A relação dialética entre senhor e escravo em muito contribuiu na fomentação de processos antagônicos e complementares inerentes à própria sociedade mineira do Oitocentos. No presente estudo, percebemos a vicissitude de tecer diagnósticos simplificados desta dialética. Estratégias senhoriais e mancípias estavam incrustadas de múltiplas questões de ordem social, política e cultural, dificultando as representações que poderíamos obter. Assim, as especificidades econômicas do norte de Minas Gerais, aliadas às transformações políticas do Brasil império, sobretudo as posteriores à Lei do Ventre-Livre, de 1871, e as “bagagens” e “heranças” culturais dos cativos são algumas das variáveis que devem ser levadas como referência para melhor vislumbrarmos as conturbadas negociações cotidianas entre patriarcas e subordinados.

Com isso em mente, neste ensaio percebemos que os cativos recebiam suas cartas de liberdade através de acordos que garantissem a gratuidade de suas alforrias.

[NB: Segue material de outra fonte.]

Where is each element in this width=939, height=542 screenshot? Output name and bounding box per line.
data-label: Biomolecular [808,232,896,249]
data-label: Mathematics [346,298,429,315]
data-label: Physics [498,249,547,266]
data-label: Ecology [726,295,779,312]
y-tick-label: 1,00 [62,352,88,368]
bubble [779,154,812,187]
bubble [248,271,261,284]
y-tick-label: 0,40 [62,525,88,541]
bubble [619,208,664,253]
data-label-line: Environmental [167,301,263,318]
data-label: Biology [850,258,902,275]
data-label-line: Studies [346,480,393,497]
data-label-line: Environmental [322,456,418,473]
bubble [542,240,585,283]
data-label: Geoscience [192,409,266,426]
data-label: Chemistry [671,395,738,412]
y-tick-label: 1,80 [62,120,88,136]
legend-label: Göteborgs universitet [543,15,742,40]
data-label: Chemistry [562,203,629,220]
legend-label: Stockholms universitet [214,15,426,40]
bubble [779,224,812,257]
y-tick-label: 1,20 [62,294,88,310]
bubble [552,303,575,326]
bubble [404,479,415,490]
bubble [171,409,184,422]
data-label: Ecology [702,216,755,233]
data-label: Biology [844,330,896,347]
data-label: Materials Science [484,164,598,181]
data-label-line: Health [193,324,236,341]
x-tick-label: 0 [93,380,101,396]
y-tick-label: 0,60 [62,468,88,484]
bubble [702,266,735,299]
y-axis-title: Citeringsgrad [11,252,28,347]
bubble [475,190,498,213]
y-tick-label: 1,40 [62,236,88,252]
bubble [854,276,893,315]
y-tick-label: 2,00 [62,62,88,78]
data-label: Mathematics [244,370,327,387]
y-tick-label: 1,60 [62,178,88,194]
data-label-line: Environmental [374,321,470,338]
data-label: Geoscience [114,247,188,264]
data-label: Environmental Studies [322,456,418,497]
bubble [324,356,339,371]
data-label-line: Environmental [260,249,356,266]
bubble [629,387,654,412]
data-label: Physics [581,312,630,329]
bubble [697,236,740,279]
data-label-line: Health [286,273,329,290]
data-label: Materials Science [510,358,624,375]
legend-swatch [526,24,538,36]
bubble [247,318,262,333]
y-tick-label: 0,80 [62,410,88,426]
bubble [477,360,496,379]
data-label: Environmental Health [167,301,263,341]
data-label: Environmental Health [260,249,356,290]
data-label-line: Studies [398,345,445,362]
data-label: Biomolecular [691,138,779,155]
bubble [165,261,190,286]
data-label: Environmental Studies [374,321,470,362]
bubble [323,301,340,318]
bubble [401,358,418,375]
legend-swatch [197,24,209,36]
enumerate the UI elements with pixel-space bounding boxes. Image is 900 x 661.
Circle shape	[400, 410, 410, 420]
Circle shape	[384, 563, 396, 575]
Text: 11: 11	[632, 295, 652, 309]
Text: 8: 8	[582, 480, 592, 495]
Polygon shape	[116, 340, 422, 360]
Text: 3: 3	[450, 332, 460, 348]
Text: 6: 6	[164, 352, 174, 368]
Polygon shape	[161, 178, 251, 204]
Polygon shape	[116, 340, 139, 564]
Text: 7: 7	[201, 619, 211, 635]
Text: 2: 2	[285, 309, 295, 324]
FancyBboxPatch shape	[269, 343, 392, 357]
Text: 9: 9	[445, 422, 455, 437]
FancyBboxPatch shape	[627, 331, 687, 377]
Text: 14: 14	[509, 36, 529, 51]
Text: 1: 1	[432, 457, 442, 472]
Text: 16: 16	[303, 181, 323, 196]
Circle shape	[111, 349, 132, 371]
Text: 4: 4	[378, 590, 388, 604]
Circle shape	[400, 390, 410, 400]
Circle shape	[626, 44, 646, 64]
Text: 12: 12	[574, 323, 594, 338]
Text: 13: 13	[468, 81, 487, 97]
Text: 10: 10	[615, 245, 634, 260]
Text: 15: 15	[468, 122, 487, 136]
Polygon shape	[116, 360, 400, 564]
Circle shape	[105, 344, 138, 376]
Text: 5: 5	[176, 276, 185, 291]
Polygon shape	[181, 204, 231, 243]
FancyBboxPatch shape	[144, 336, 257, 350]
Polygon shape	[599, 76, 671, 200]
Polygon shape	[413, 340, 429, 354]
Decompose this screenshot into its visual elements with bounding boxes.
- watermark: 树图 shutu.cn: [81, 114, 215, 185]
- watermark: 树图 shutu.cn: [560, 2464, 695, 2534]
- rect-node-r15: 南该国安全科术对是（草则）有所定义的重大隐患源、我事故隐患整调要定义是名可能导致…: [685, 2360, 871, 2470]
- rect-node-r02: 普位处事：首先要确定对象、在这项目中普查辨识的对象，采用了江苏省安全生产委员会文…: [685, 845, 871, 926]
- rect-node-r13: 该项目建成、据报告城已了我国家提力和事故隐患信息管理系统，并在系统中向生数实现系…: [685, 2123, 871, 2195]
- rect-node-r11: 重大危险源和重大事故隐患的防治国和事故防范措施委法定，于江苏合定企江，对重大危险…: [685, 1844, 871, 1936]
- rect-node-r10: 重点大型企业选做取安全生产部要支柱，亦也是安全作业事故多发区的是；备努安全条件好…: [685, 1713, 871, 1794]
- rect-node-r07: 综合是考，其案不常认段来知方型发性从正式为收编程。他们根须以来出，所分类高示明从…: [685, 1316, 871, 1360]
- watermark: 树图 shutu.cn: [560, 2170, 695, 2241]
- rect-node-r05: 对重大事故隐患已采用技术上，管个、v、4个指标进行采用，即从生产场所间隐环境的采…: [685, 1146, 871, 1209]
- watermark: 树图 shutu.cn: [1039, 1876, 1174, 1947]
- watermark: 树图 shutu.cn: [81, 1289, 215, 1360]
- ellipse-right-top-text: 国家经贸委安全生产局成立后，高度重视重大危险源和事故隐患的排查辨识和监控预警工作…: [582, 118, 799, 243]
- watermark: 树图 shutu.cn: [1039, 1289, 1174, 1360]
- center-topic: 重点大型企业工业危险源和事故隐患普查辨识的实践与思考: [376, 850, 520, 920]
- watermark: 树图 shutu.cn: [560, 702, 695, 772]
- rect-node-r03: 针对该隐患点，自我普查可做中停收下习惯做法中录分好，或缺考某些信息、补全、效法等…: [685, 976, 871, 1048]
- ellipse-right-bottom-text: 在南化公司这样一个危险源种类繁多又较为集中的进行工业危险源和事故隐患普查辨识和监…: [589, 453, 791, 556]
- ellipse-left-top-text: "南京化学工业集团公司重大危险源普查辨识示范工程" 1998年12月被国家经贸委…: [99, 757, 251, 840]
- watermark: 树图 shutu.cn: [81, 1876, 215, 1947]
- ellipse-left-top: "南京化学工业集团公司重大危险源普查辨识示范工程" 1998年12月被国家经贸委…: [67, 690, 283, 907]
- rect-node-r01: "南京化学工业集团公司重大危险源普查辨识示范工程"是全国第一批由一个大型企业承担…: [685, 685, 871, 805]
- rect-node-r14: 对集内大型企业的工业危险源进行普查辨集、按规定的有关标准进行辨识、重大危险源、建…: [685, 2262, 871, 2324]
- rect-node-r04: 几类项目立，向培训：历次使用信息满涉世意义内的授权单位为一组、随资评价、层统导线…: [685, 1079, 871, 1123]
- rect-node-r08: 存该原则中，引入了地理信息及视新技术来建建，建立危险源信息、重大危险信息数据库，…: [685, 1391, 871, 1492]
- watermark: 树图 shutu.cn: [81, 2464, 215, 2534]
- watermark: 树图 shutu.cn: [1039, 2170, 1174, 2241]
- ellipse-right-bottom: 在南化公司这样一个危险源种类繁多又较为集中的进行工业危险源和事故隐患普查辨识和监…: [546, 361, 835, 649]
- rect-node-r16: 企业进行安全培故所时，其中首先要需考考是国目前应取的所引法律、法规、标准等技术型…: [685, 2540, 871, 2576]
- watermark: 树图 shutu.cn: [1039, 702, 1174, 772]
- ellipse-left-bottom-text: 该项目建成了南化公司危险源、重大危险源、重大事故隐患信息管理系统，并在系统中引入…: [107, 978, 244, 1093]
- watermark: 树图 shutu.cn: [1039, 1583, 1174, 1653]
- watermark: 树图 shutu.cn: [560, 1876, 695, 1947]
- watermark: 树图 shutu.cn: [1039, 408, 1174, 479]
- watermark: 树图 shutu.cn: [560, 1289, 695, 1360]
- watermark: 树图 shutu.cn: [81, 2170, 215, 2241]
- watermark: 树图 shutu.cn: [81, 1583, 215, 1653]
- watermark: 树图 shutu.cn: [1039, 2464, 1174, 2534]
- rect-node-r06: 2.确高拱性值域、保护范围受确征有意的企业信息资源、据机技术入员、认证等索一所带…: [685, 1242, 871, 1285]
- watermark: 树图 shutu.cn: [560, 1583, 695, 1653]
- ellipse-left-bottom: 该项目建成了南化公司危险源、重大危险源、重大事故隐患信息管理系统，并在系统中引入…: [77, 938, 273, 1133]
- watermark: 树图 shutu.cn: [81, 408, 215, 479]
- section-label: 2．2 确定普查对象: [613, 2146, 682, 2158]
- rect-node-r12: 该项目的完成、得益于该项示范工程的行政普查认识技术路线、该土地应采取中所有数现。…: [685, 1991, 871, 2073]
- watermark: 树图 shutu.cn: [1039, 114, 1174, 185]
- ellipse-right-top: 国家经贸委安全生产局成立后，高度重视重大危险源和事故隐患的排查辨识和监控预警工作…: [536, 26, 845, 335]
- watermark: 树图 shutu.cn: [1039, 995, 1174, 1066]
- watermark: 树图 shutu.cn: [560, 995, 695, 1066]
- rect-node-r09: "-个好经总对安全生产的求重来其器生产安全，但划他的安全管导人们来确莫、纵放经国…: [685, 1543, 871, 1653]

Como em uma casa de espelhos, que o corpo aparece com imagens diversas, conforme a concavidade e convexidade deles, as condições poderiam favorecer aos senhores, aos escravos ou a ambos. Não obstante esta tenha sido uma realidade palpável aos atores sociais em tela, deve-se explicar que os acordos não se refletiam em “lucros” iguais. Liberdade e subordinação não ficavam eqüidistantes para escravos e senhores em boa parte dos acordos.

Nesse sentido, as cartas de liberdades representaram acordos, cujas condições, quando existentes, seriam ou não seguidas. Mesmo quando as regras estabelecidas eram cumpridas, haveria a possibilidade de o contrato ser invalidado. Infelizmente, não utilizamos das ações de liberdade e dos processos crimes para averiguar essa última hipótese. Seja como for, os crioulos e os escravos “nacionais”, em geral, firmavam muito mais ajustes pela liberdade com seus senhores. Se os crioulos ou os senhores eram mais beneficiados, é outro assunto...

Por último e para, mais uma vez, fortalecer as pesquisas sobre alforrias no Brasil, averiguamos que as mulheres tiveram mais sucesso que os homens em conseguir as cartas de alforrias. A nossa diferença em relação aos demais estudos é que associamos estas liberdades, ou melhor, as possibilidades de libertação, com o fornecimento de “crias” pelas cativas. Em um meio pouco dinâmico, os senhores incentivavam a reprodução natural em permuta com as manumissões. Esta estratégia senhorial era cooptada pelas cativas, que, muitas vezes, percebiam que esta era a única forma de se livrarem do cativeiro.